§ "This Act shall remain in operation for one year from the passing thereof unless renewed meantime by Parliament."
§ Mr. HUME-WILLIAMS
I beg to Move a new Clause to the effect that this Bill shall remain in operation for one year. I feel apprehensive lest at the end of the year, or some slightly longer time, it may be found that this Bill is not a success, though I hope it will be. I think its success or failure largely depends upon whether or not those who are released observe the conditions of their release. What I am afraid of is that if the Bill fails it will sink into abeyance and will be forgotten, and then, perhaps, eight or ten years hence it will be resuscitated after everybody has forgotten the special circumstances in which it was passed, and it will be put into operation under some totally different circumstances.
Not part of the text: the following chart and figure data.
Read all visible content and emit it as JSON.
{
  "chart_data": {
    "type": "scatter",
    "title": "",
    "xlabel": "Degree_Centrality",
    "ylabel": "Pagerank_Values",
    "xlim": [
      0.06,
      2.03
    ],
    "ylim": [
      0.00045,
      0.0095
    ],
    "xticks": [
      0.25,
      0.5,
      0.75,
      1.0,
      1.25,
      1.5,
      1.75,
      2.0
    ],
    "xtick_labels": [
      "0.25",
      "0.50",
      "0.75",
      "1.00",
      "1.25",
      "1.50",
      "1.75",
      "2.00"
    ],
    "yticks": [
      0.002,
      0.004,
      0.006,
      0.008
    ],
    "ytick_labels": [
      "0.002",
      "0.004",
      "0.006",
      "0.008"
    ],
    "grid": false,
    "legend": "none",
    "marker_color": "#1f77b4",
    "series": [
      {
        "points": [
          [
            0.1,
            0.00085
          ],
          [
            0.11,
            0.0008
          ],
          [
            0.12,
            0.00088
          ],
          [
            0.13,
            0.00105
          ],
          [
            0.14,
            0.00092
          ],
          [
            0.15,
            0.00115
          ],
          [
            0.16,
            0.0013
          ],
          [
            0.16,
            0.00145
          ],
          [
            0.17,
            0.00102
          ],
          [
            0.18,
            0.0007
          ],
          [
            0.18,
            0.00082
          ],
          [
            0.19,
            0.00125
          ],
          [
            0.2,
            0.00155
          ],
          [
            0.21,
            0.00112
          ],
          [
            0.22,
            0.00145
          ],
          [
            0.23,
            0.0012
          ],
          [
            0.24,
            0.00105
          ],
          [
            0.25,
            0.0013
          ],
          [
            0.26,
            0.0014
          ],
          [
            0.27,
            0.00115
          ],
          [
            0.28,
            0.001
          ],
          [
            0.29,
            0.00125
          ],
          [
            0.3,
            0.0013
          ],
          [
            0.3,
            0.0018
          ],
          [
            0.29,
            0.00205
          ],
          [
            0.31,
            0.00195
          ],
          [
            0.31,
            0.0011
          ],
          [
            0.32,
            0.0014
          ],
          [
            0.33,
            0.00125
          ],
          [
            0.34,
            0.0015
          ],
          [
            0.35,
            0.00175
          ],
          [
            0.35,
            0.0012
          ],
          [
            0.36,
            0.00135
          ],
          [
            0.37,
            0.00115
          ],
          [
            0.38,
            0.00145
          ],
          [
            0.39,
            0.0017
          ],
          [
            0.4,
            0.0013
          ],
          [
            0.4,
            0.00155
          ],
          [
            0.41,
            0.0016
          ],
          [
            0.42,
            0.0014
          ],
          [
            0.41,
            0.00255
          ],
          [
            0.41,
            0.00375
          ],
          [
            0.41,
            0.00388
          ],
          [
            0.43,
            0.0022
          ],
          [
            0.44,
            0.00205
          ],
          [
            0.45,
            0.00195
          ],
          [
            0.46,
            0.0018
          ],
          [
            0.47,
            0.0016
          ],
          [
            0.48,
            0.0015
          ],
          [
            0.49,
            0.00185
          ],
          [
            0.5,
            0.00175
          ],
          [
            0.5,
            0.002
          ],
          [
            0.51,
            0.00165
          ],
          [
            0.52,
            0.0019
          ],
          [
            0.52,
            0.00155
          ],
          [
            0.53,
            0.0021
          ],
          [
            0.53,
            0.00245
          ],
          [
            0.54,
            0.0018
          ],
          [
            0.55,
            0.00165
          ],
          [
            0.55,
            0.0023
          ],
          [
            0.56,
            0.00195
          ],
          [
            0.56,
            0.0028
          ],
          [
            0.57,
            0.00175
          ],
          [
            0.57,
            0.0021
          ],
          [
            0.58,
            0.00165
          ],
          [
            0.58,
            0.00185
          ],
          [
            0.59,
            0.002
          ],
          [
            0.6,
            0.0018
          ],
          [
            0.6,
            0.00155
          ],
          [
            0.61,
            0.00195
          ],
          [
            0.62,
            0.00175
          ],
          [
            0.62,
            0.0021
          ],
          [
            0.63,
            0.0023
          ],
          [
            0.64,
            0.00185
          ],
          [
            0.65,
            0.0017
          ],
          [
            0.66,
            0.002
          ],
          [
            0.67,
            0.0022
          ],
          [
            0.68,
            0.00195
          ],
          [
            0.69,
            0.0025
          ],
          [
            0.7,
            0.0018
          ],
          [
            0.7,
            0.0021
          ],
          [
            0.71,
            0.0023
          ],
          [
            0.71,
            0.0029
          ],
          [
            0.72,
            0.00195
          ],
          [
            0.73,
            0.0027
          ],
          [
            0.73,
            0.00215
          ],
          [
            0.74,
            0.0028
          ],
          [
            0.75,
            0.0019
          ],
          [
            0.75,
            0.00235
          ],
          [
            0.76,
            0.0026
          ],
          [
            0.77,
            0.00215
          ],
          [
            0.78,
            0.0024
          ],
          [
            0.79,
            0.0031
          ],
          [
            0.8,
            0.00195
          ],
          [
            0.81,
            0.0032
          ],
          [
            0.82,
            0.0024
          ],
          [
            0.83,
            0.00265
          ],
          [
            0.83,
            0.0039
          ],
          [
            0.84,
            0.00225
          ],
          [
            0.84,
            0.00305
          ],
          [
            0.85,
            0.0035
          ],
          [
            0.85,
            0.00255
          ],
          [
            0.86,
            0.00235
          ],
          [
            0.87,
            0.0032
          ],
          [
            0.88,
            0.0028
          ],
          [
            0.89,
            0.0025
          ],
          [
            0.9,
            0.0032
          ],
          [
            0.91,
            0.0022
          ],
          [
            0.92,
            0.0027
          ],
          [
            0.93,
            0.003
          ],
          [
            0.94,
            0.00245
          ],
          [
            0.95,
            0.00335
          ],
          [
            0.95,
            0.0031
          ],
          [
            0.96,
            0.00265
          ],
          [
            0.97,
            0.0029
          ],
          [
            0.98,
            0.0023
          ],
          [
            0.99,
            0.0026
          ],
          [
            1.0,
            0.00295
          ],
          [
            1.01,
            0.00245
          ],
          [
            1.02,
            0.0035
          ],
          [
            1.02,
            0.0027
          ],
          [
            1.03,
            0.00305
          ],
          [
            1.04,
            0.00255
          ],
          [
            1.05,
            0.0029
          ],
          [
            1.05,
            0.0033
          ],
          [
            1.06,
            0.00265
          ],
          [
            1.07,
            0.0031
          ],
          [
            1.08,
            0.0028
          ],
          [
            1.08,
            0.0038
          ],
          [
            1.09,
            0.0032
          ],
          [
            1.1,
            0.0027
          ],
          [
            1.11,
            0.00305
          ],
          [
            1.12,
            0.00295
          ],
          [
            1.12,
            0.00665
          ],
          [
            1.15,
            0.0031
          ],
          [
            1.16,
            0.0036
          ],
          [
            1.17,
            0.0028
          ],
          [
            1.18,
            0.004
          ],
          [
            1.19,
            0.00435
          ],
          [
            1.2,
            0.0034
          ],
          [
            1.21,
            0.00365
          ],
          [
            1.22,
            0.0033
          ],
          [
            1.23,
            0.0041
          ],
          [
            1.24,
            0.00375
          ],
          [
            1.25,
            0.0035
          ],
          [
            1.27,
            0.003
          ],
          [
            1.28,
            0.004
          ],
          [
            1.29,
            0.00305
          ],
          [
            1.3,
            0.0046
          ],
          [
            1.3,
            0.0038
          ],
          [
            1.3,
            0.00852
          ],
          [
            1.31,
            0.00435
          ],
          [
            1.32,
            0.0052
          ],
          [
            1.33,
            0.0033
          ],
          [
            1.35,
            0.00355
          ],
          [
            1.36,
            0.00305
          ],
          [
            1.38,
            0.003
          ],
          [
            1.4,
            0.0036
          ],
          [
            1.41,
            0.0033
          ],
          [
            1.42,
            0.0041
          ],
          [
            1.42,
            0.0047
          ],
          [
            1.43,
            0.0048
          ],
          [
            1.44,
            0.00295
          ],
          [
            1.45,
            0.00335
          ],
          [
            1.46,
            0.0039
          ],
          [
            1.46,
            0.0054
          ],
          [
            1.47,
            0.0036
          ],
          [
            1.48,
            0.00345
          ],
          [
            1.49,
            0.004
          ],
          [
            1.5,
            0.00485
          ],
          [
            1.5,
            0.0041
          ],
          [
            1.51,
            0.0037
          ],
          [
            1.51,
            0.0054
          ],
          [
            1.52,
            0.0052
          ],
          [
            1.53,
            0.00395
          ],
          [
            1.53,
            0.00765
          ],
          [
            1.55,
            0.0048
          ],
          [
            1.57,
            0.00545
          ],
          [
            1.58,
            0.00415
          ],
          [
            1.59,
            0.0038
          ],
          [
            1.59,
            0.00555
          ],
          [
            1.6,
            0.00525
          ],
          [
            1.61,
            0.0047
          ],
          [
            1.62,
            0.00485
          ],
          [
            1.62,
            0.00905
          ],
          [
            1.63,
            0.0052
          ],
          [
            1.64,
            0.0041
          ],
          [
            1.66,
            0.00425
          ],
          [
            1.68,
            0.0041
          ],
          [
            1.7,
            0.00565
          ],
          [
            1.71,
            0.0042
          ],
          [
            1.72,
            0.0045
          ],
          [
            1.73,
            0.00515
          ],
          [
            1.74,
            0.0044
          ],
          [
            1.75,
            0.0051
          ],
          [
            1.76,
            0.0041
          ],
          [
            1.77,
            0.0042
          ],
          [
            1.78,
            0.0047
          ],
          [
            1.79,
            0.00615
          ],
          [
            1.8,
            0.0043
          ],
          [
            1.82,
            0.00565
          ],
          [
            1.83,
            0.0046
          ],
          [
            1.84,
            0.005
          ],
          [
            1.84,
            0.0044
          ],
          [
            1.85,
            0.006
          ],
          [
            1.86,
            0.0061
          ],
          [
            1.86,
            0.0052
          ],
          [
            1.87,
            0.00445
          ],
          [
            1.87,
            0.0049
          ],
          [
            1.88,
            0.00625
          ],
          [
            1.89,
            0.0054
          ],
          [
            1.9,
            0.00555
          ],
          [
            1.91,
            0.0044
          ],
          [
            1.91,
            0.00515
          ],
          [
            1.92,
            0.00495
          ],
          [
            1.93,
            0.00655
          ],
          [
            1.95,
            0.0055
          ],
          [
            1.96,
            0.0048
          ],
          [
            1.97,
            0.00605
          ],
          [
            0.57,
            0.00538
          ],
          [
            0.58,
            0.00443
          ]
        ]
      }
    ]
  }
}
That is a danger which is always cropping up. Somebody is continually taking up an old Act passed in the time of William or George intended for a totally different set of circumstances, which everyone has forgotten, and then the Act is suddenly made operative. I suggest that as this is 208 a tentative Bill passed to meet a certain set of circumstances it will be proper to make it operative for a short period, say twelve months, though I will leave the Home Secretary to name any time he likes. If at the end of that time the Act is found to succeed it can be continued in the ordinary Bill continuing the laws, or else a new Bill can be framed or the matter dropped altogether. To leave this Bill in operation for all prisoners for all time would be very inadvisable.
§ Mr. McKENNA
The hon. Member, I think, stated his case a little too widely. It is quite true I propose this Bill for all time, but I do not propose it should be made applicable to all prisoners. I think in any circumstances under which the Bill could apply it ought to apply. I can see nothing temporary about the application of its principle. The hon. Member must remember it applies only to prisoners whom it is undesirable to keep in prison in circumstances where their condition of health has been brought about by their own action. Where you have that set of circumstances, where the conduct of a prisoner arises from suffragist enthusiasm, or from any other enthusiasm, with the result that the prisoner ought not to serve the sentence or cannot be detained in prison under the existing practice, and can only be discharged under the conditions of a complete release, I think it would be always desirable to give power to release without complete discharge. I do not look upon that as a temporary matter. I look upon it as a matter which we ought to incorporate into the law in order to enable us to deal with a person of that sort. We are coming to the end of the Bill, and I should like to remind hon. Gentlemen of the large number of cases in which it has been my duty to advise the release of prisoners who have only been in prison for a few days out of a sentence of one month, or two months, or four months, or even eight months, I have had to release them unconditionally. I would like to remind the Committee of the prisoners who are now in prison, and are being forcibly fed, whom I would release conditionally to-morrow if I had power to release them. These are prisoners who are in prison and in these circumstances I think they ought to be dealt with permanently under an amended law. I hope the hon. and learned Member will not press his proposal which would make the law temporary only.
§ Amendment, by leave, withdrawn.
§ Bill reported without Amendment; to be read the third time to-morrow (Tuesday).